Flow Objects and Transformations
There is a second specification draft targeted at document stylesheet definition and document formatting. The Extensible Style Language (XSL) is itself based on XML - the stylesheets are XML document instances, specifying how other XML documents should be transformed and/or formatted for presentation. (See www.w3.org/TR/NOTE-XSL.html for the specification draft.)
The term "stylesheet" is somewhat misleading, because it includes a general capability for transforming the documents source tree into an output tree, based on a set of construction rules. The output tree can be another document object model defined by a different schema, and the construction rules will map target elements from the source tree into corresponding elements in the output tree. The term "tree" is used to signify the composite structure of the document object model hierarchy of nodes. Each output element is called a "flow object," and the XSL specification includes definition of a standard set of flow objects, analogous to a standard class library in Java. Initially, a set of flow objects will be defined that allow XML documents to be transformed into HTML documents, which can then be viewed in existing Web browsers.
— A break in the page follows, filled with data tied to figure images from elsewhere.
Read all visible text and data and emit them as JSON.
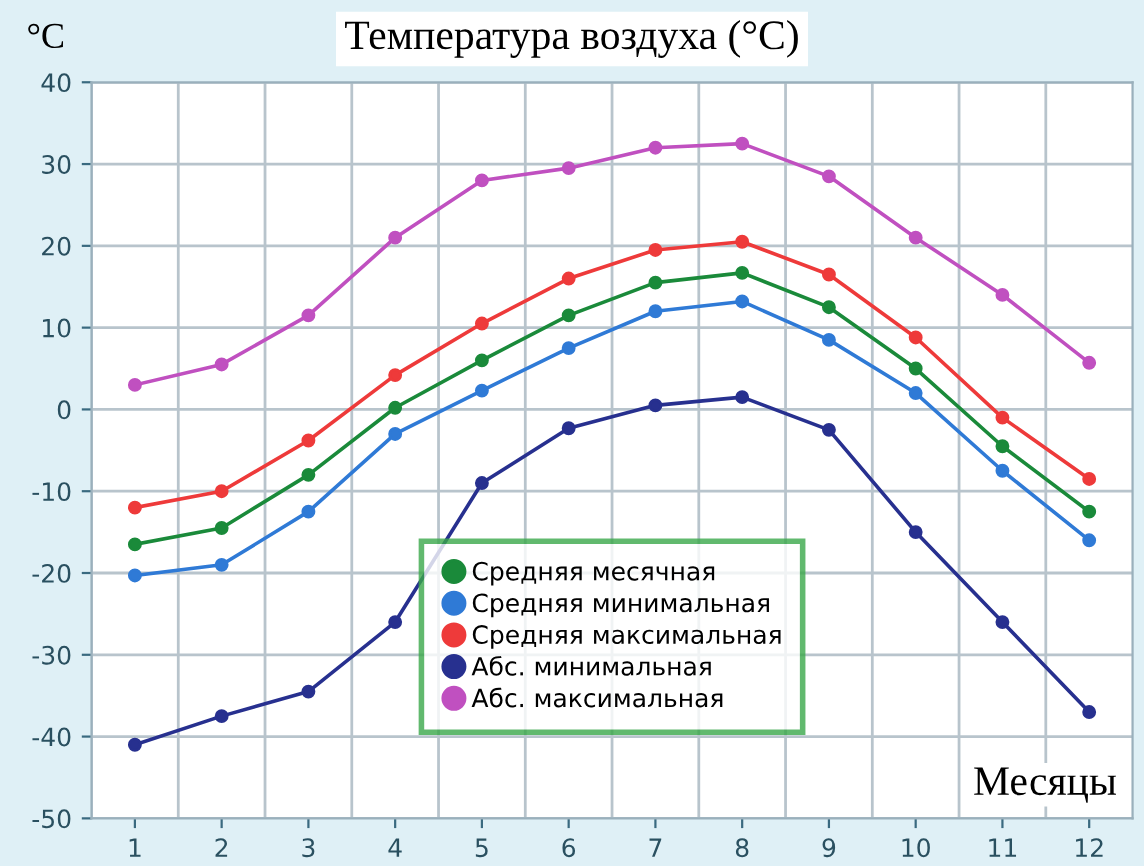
{
  "chart_data": {
    "type": "line",
    "title": "Температура воздуха (°C)",
    "ylabel": "°C",
    "xlabel": "Месяцы",
    "x": [
      1,
      2,
      3,
      4,
      5,
      6,
      7,
      8,
      9,
      10,
      11,
      12
    ],
    "xlim": [
      0.5,
      12.5
    ],
    "xticks": [
      1,
      2,
      3,
      4,
      5,
      6,
      7,
      8,
      9,
      10,
      11,
      12
    ],
    "ylim": [
      -50,
      40
    ],
    "yticks": [
      -50,
      -40,
      -30,
      -20,
      -10,
      0,
      10,
      20,
      30,
      40
    ],
    "grid": true,
    "legend": "bottom",
    "marker": "circle",
    "line_style": "solid",
    "series": [
      {
        "name": "Средняя месячная",
        "color": "#1a8a3a",
        "values": [
          -16.5,
          -14.5,
          -8,
          0.2,
          6,
          11.5,
          15.5,
          16.7,
          12.5,
          5,
          -4.5,
          -12.5
        ]
      },
      {
        "name": "Средняя минимальная",
        "color": "#2f7ad6",
        "values": [
          -20.3,
          -19,
          -12.5,
          -3,
          2.3,
          7.5,
          12,
          13.2,
          8.5,
          2,
          -7.5,
          -16
        ]
      },
      {
        "name": "Средняя максимальная",
        "color": "#ee3a3a",
        "values": [
          -12,
          -10,
          -3.8,
          4.2,
          10.5,
          16,
          19.5,
          20.5,
          16.5,
          8.8,
          -1,
          -8.5
        ]
      },
      {
        "name": "Абс. минимальная",
        "color": "#27308f",
        "values": [
          -41,
          -37.5,
          -34.5,
          -26,
          -9,
          -2.3,
          0.5,
          1.5,
          -2.5,
          -15,
          -26,
          -37
        ]
      },
      {
        "name": "Абс. максимальная",
        "color": "#c050c0",
        "values": [
          3,
          5.5,
          11.5,
          21,
          28,
          29.5,
          32,
          32.5,
          28.5,
          21,
          14,
          5.7
        ]
      }
    ]
  }
}
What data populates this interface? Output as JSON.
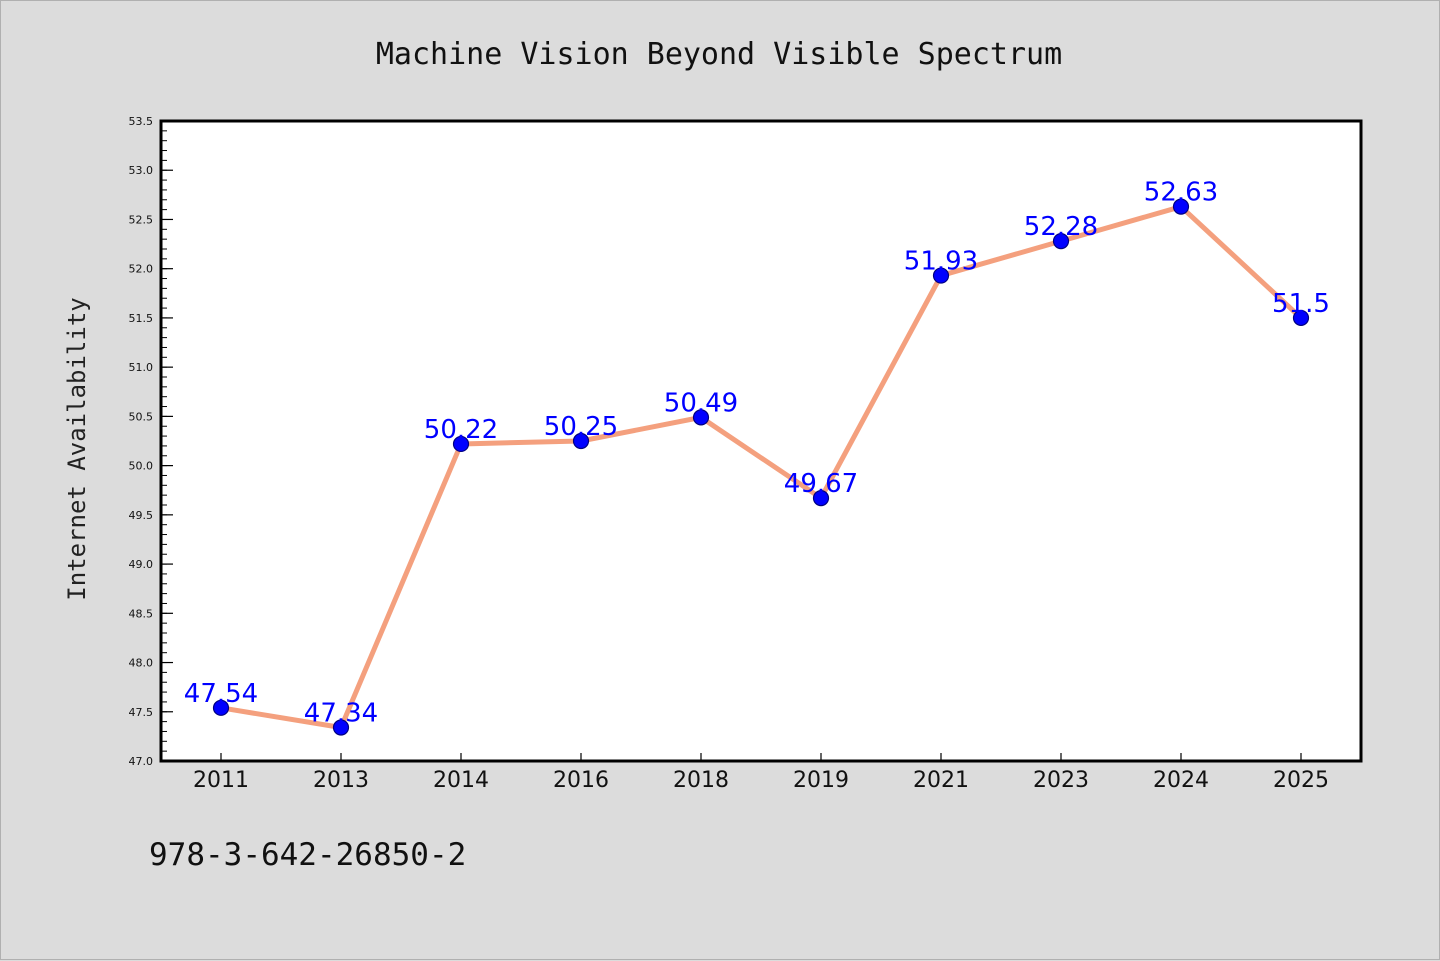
{
  "chart_data": {
    "type": "line",
    "title": "Machine Vision Beyond Visible Spectrum",
    "xlabel": "",
    "ylabel": "Internet Availability",
    "categories": [
      "2011",
      "2013",
      "2014",
      "2016",
      "2018",
      "2019",
      "2021",
      "2023",
      "2024",
      "2025"
    ],
    "values": [
      47.54,
      47.34,
      50.22,
      50.25,
      50.49,
      49.67,
      51.93,
      52.28,
      52.63,
      51.5
    ],
    "data_labels": [
      "47.54",
      "47.34",
      "50.22",
      "50.25",
      "50.49",
      "49.67",
      "51.93",
      "52.28",
      "52.63",
      "51.5"
    ],
    "ylim": [
      47.0,
      53.5
    ],
    "yticks": [
      "47.0",
      "47.5",
      "48.0",
      "48.5",
      "49.0",
      "49.5",
      "50.0",
      "50.5",
      "51.0",
      "51.5",
      "52.0",
      "52.5",
      "53.0",
      "53.5"
    ],
    "grid": false,
    "legend": "none",
    "colors": {
      "line": "#f4a07e",
      "marker": "#0000ff",
      "marker_edge": "#000080",
      "label": "#0000ff",
      "plot_bg": "#ffffff",
      "page_bg": "#dcdcdc"
    }
  },
  "footer": {
    "isbn": "978-3-642-26850-2"
  }
}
Whereas only one construction rule can be applied to each element in the source tree, any number of style rules can be applied. Style rules do not create new flow objects, but modify the characteristics of flow objects produced by construction rules. If you are familiar with rule-based expert systems, these style sheets look like a knowledge base for document transformation. Each construction rule contains a pattern that identifies the source element to which the rule applies, and an action that specifies the flow object to be created. There is even a conflict resolution algorithm for choosing from among multiple rules that might be applied to a particular element.
Although XSL is only in its first draft, Ive already found two implementations available on the net. First, xslj is, according to its developer, a "virtually complete implementation of XSL by way of translation into extended DSSSL." Xslj is a frontend for processing XSL stylesheets and XML documents with existing SGML tools; DSSSL is a Scheme/Lisp based stylesheet language used with SGML documents. However, this approach has a useful advantage in that you can use these existing tools to transform any XML document into other presentation formats, including SGML, HTML, RTF, and TeX. To download a copy of xslj, including its C source code, see www.ltg.ed.ac.uk/~ht/xslj.html.
If youre not afraid of the bleeding edge, check out the "docproc" tool available at http://jersey.uoregon.edu/ser/software/docproc_2/docs/. This XSL processor is written entirely in Java and runs as a servlet, allowing any XML document to be filtered and formatted for presentation in existing HTML Web browsers. It is in the midst of development, so current features may vary, but it looks like a very interesting testbed!
An XML document, by definition, only specifies the logical structure of document elements, and makes no statement about the documents formatting or presentation. An XSL stylesheet and processor would transform the document into its viewable form. If we take a look into the future, one can envision Web browsers that receive XML documents, parse them into DOM representations, and apply their built-in XSL processor to the stylesheet specified by the document. Shared, standardized stylesheets can be available from centralized Web servers, and an XML document simply refers to the URL for its preferred presentation style. Alternatively, a customized XML document structure can refer to its private stylesheet, or include the style rules directly in the document.